The week that was (July 31-August 4) – CBN continues offensive on system liquidity
- CBN STABs again: After a one-month hiatus, the CBN resumed issuance of stabilization securities with a NGN250bn sector wide debit last week Tuesday at a slightly higher discount rate of 17.1% (vs 16% previously) on the 6M tenor. The development alongside heavy paper issuance by the CBN with NGN366bn worth of OMO bills against NGN85bn maturities helped drive OBB and O/N borrowing rates to 22% and 22.5% respectively from single digit levels at the close of the prior week. Importantly, the STAB issue followed loosening of curbs on FX trading after the CBN harmonized interbank USDNGN quotes with the I&E window rates which resulted in a 14% drop in the NGN to 366.
However, the tight liquidity conditions did not translate into higher interest rate across benchmark NTBs, where yields remain trapped in the going-nowhere range of 19-23%: 91-day (up 10bps), 182-day (down 40bps) and 364-day (down 10bps) to 18.96%, 19.27% and 22.79% respectively.
- No surprises at the primary NTB auction: As we have come to expect, the CBN liquidity tightening had no impact on events at the primary auction where the FGN rolled over NGN229bn at discount rates virtually unchanged from the last auction. Bid-cover at the auction stood at 1.33x (last auction: 1.55x) largely driven by over-subscription at the ‘ungamed’ 364-day tenor (1.55x). For the other segments, the ‘Greater fools’ bought the 91-day and 182-day tenors at discounts of 490bps and 90bps to secondary market yields.
- Bonds trend higher amid trade settlement issues: In line with the pattern in recent weeks, bond yields continued to see continued sell-offs. That said, as noted last week, the market traded only indicatively for the first few days due to issues of unsettled trades following problems with the CBN settlement system. Trading activity picked up by Thursday and Friday with sell-offs across. Key moves over the week were on the 3-year (up 33bps) and 20-year bonds (up 17-20bps).
In summary, CBN’s resumption of STAB issuances, and willingness to raise rates on them, reiterates an intent to keep a tight lid on system liquidity to curb USD demand in an increasingly flexible FX market.
The week ahead (August 7- 11) – Sideways trading for NTBs, but bond sell-off to continue
- In the week ahead, the FGN savings bond auction takes place at announced rates of 13.54% and 14.54% for the 2-year and 3-year tenors.

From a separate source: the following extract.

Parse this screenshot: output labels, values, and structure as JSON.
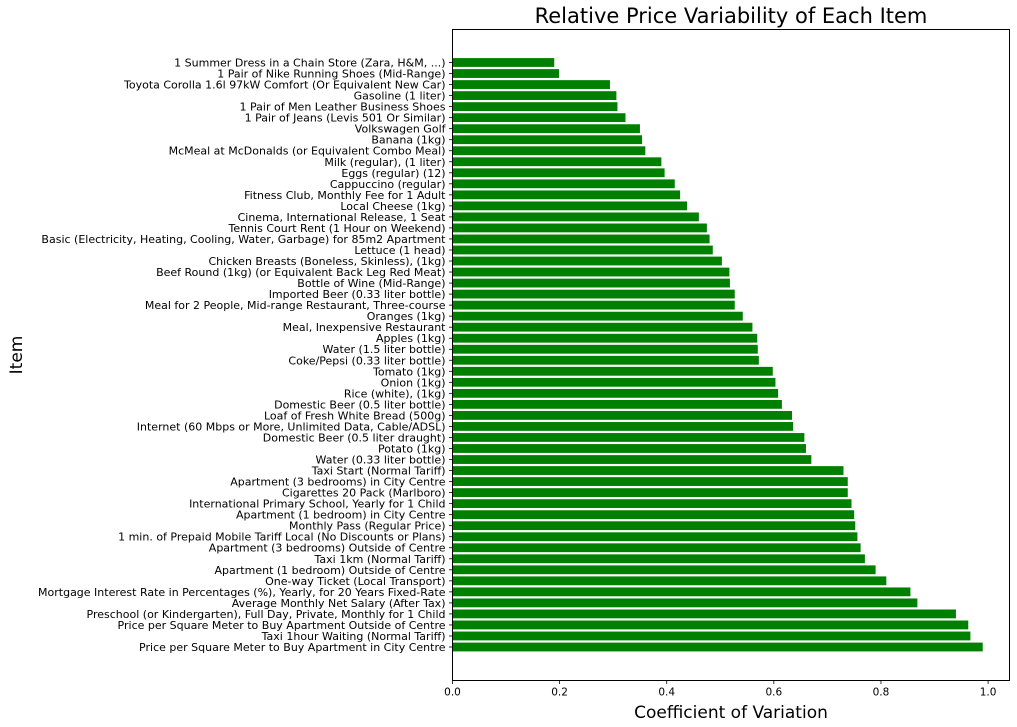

Elsewhere with no scheduled NTB or bond auctions, paper supply is limited to the now permanent OMO auctions.
- Increased flexibility in FX market to spur further liquidity tightening: Last week, the FMDQ began allowing banks submit quotes reflective of the I&E window exchange rate which underpinned a ‘depreciation’ in the value of the NGN at the interbank. This move to harmonise reported rates is likely to be accompanied by CBN measures to curb NGN liquidity via fresh OMO or STAB issues. However, as rates are effectively at the upper band of the 19-23% range, markets are likely to trade sideways. Elsewhere, thinning PFA interest for longer dated instruments segment should continue to see bond yields continue their march upwards.
In terms of rate direction, NTB yields are likely to remain stuck in the 19-23% range while bond yields are likely going to continue to test new highs.
The chart of the week, I’ve been looking at outstanding CBN bills (which include all CBN security issuances). This year, the outstanding obligation now exceeds total reserve money and are now the single largest obligation on the liability side of CBN’s balance sheet. It also exceeds outstanding FGN short term obligations at N3.6trn. At some point, when FX markets stabilize and inflation drops below 12% y/y the CBN would be under pressure to unwind this position as the costs become unbearable from a profitability standpoint. This potential unwinding could be steep, if accompanied by rate cuts, given the size of CBN securities issuances.